DECEMBER 2, 2000 Today we temporarily abandon the violent splendors of
the Northwest for the impressively icky splendors of Virginia, where
a woman found a fun surprise in her McDonald's Chicken McNuggets: a deep-fried
chicken head, batter and all. This won't shock anyone who has worked
in the fast-food industry. As someone who is basically too lazy to cook, over
the years I've turned up several unpleasant "extras" in restaurant food, including
wood chips on a pizza, rocks in green tofu curry, safety glass in hummus, Band-Aid
stir-fry, and recently at one of my favorite local joints, a dead fly in a salad.
(And these are only the things I found.) Except for the Band-Aid (also
in Virginia--what's up with those people?), I ate in all those places again.

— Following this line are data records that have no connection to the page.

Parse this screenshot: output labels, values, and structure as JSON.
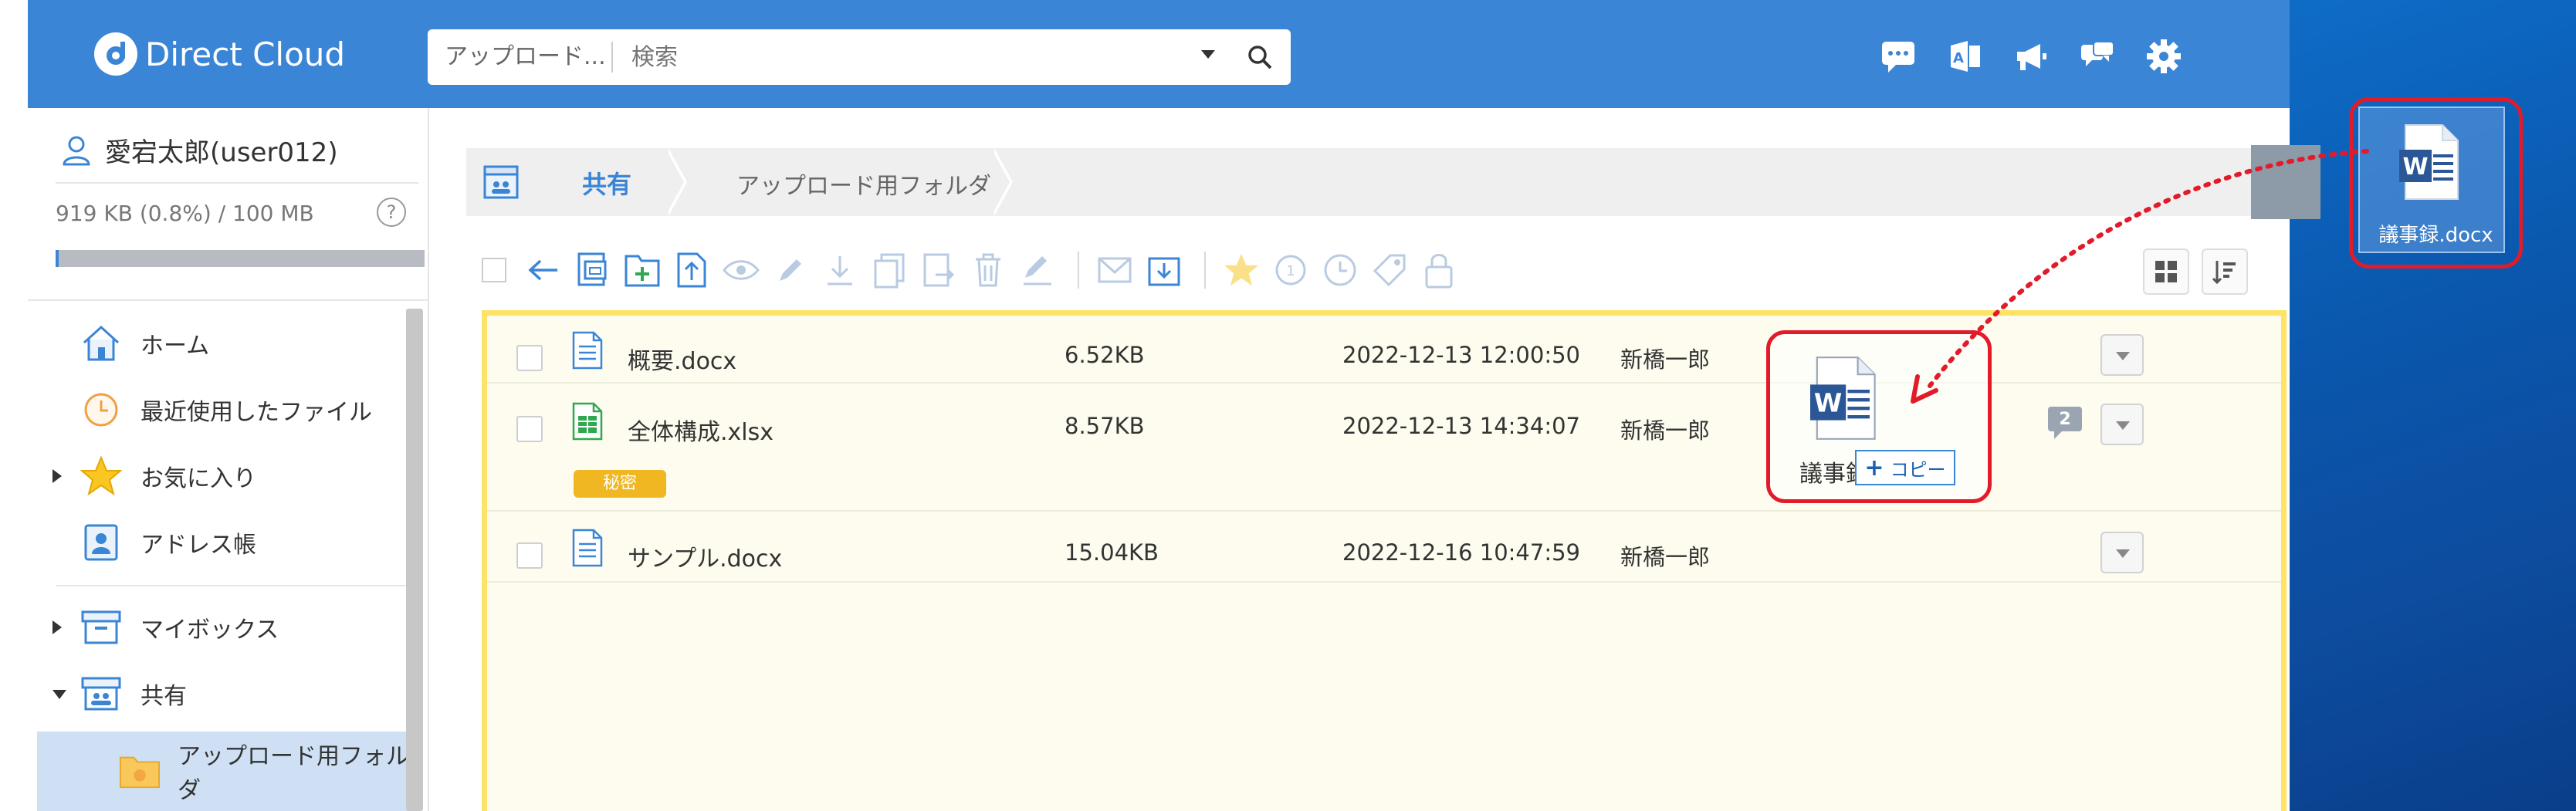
{
  "app": {
    "logo_text": "Direct Cloud",
    "search": {
      "scope": "アップロード...",
      "placeholder": "検索"
    }
  },
  "sidebar": {
    "user_name": "愛宕太郎(user012)",
    "quota_text": "919 KB (0.8%) / 100 MB",
    "quota_percent": 0.8,
    "help": "?",
    "items": [
      {
        "label": "ホーム"
      },
      {
        "label": "最近使用したファイル"
      },
      {
        "label": "お気に入り"
      },
      {
        "label": "アドレス帳"
      },
      {
        "label": "マイボックス"
      },
      {
        "label": "共有"
      },
      {
        "label": "アップロード用フォルダ"
      }
    ]
  },
  "breadcrumb": {
    "root": "共有",
    "current": "アップロード用フォルダ"
  },
  "files": [
    {
      "name": "概要.docx",
      "size": "6.52KB",
      "date": "2022-12-13 12:00:50",
      "owner": "新橋一郎",
      "type": "doc"
    },
    {
      "name": "全体構成.xlsx",
      "size": "8.57KB",
      "date": "2022-12-13 14:34:07",
      "owner": "新橋一郎",
      "type": "xls",
      "tag": "秘密",
      "comments": "2"
    },
    {
      "name": "サンプル.docx",
      "size": "15.04KB",
      "date": "2022-12-16 10:47:59",
      "owner": "新橋一郎",
      "type": "doc"
    }
  ],
  "drag": {
    "file_name": "議事録.docx",
    "ghost_label": "議事録.docx",
    "copy_label": "コピー",
    "copy_plus": "+"
  },
  "desktop": {
    "icon_label": "議事録.docx"
  },
  "colors": {
    "header": "#3b85d6",
    "highlight_border": "#e21b2a",
    "drop_zone": "#ffe366",
    "tag": "#f1b723"
  }
}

As far as Mickey D's is concerned, I'd say the McNuggets are probably worse
for you than the chicken head.
DECEMBER 3, 1970 Back to the Northwest: Today the U.S. Senate
voted to deny funding to the Supersonic Transport project, or SST, in
which the Feds had arranged for Boeing and Lockheed to develop a passenger
airplane to travel faster than sound. Boeing immediately laid off 7,500
employees, and after losing contracts the next year, made cuts that resulted
in the loss of 60,000 jobs in the industry, sending the region into an economic
funk from which it would not fully recover for more than a decade. The full-size
mockup of the plane was sold to a Florida amusement park; the depressed affordability
of Seattle made the city a magnet for struggling artists and musicians; SST
lent its name to a great, great Los Angeles record label that released most
of the important American punk records of the 1980s; and now times are flush
and everyone I know can barely afford to live here. Ain't history crazy?